But no one told me about how having a 2nd child makes you sad. I had my first emotional response to that last night. For the first time, G wanted dad to put him to bed. Granted, this had already been decided--but heartache was immediate. As were the tears. And the needing to hold my "baby" which I'm not supposed to do for fear my uterus will fall out. Something I couldn't stop myself from doing. And when I was crying he wanted to know why I felt sad. And "maybe I had just tripped on something?" So I told him I did. My guilt and sadness on not being his number one is large. My sadness of his growing up is serious--and exciting--and conflicting. No one told me about that part. They only told me how your heart expands. I guess part of that is the breaking part, too?
Or you are all liars. Or you have forgotten? Or it's just one of those things that no one talks about? Like hemroids?
I can't... I have to feed the baby. or wait just a minute because ... whatever the reason. IS KILLING ME.
There is the heart expanding stuff, too. Don't get me wrong, but honestly, this part seems the hardest.

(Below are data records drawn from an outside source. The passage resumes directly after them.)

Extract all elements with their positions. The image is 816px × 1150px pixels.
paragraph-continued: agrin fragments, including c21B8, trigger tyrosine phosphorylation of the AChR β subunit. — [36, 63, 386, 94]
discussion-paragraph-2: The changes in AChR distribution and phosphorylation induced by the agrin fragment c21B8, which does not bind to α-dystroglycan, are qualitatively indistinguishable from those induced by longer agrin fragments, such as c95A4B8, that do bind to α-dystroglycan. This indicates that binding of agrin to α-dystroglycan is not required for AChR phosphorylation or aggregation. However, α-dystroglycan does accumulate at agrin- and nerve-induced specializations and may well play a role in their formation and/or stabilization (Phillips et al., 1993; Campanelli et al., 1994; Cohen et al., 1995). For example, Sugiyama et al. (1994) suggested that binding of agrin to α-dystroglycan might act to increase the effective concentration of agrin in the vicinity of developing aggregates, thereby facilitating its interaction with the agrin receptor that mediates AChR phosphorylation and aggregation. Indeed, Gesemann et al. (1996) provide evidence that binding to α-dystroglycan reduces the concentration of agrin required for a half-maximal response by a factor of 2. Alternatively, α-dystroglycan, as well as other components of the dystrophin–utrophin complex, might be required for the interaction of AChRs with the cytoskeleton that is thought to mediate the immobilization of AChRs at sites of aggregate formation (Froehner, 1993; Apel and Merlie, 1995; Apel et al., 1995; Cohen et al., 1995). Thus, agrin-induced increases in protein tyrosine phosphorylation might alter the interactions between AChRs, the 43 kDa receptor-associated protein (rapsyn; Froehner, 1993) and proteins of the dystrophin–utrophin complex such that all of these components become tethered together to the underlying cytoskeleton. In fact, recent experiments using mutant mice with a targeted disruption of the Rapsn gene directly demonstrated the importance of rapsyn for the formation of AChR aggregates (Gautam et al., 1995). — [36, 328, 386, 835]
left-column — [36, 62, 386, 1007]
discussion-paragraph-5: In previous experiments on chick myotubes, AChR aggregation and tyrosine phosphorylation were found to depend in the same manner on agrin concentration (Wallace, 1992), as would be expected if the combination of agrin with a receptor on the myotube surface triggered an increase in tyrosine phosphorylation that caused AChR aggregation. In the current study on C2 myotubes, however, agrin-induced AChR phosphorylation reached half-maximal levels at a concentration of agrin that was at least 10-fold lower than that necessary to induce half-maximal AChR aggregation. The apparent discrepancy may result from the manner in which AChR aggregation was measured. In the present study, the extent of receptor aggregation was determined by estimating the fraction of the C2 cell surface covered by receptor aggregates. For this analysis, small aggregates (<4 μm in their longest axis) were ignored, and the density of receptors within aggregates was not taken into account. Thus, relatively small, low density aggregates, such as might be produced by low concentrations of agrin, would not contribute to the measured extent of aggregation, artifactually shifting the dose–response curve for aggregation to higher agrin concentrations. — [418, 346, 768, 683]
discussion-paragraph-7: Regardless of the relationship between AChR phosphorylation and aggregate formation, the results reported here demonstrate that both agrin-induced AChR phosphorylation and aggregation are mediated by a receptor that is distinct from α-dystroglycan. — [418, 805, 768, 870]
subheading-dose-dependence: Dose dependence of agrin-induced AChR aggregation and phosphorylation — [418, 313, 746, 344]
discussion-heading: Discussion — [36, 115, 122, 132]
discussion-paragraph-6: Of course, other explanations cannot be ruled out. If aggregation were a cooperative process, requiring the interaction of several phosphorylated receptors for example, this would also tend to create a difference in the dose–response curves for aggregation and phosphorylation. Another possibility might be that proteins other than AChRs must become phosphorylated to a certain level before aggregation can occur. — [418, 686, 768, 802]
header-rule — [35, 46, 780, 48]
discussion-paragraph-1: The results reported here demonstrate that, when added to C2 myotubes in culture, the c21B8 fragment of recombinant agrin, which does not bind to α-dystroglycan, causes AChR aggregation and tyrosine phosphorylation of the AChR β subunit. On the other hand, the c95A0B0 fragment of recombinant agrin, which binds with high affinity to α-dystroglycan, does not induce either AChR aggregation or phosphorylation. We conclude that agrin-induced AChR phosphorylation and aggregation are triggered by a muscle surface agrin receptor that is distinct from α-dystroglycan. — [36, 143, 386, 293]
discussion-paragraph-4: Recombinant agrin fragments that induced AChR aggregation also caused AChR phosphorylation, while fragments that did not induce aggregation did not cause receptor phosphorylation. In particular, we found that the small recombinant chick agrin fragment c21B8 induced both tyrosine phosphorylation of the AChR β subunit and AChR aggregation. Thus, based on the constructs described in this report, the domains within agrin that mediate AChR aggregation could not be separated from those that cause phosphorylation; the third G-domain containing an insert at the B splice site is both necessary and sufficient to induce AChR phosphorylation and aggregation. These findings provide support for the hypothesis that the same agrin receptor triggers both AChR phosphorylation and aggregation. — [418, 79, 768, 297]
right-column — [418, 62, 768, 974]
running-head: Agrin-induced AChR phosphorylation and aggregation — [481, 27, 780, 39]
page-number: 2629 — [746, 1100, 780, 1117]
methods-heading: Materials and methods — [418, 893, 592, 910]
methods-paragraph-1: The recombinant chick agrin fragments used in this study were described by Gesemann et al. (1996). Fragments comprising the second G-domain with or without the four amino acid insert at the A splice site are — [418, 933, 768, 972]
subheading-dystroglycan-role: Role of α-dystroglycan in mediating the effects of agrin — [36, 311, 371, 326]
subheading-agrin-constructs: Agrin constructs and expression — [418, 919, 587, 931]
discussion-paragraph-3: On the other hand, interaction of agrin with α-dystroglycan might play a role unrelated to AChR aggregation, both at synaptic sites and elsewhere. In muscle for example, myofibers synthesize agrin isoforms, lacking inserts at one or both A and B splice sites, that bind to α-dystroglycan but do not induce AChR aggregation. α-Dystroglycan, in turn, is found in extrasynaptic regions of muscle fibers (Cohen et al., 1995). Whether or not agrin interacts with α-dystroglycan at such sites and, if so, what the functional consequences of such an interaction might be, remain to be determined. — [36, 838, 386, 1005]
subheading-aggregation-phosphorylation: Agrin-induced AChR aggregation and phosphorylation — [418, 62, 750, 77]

I don't think I have the right words for it. And much how I couldn't pay as much attention to pregnancy #2 I don't love them the same. I guess that's part of it, too? There isn't time to cherish every single second of everything they do. How I wish I could stop and do more immediately. For both of them.
So yah... I'm probably being a little dramatic. I blame the hormones. And the extra laundry. So cheers to the people who make this look so easy. I aspire to be that.
Until then, I'll keep wondering why my tiny baby just slept 3+ hours during the day... and only in 1.5 hour intervals in the night.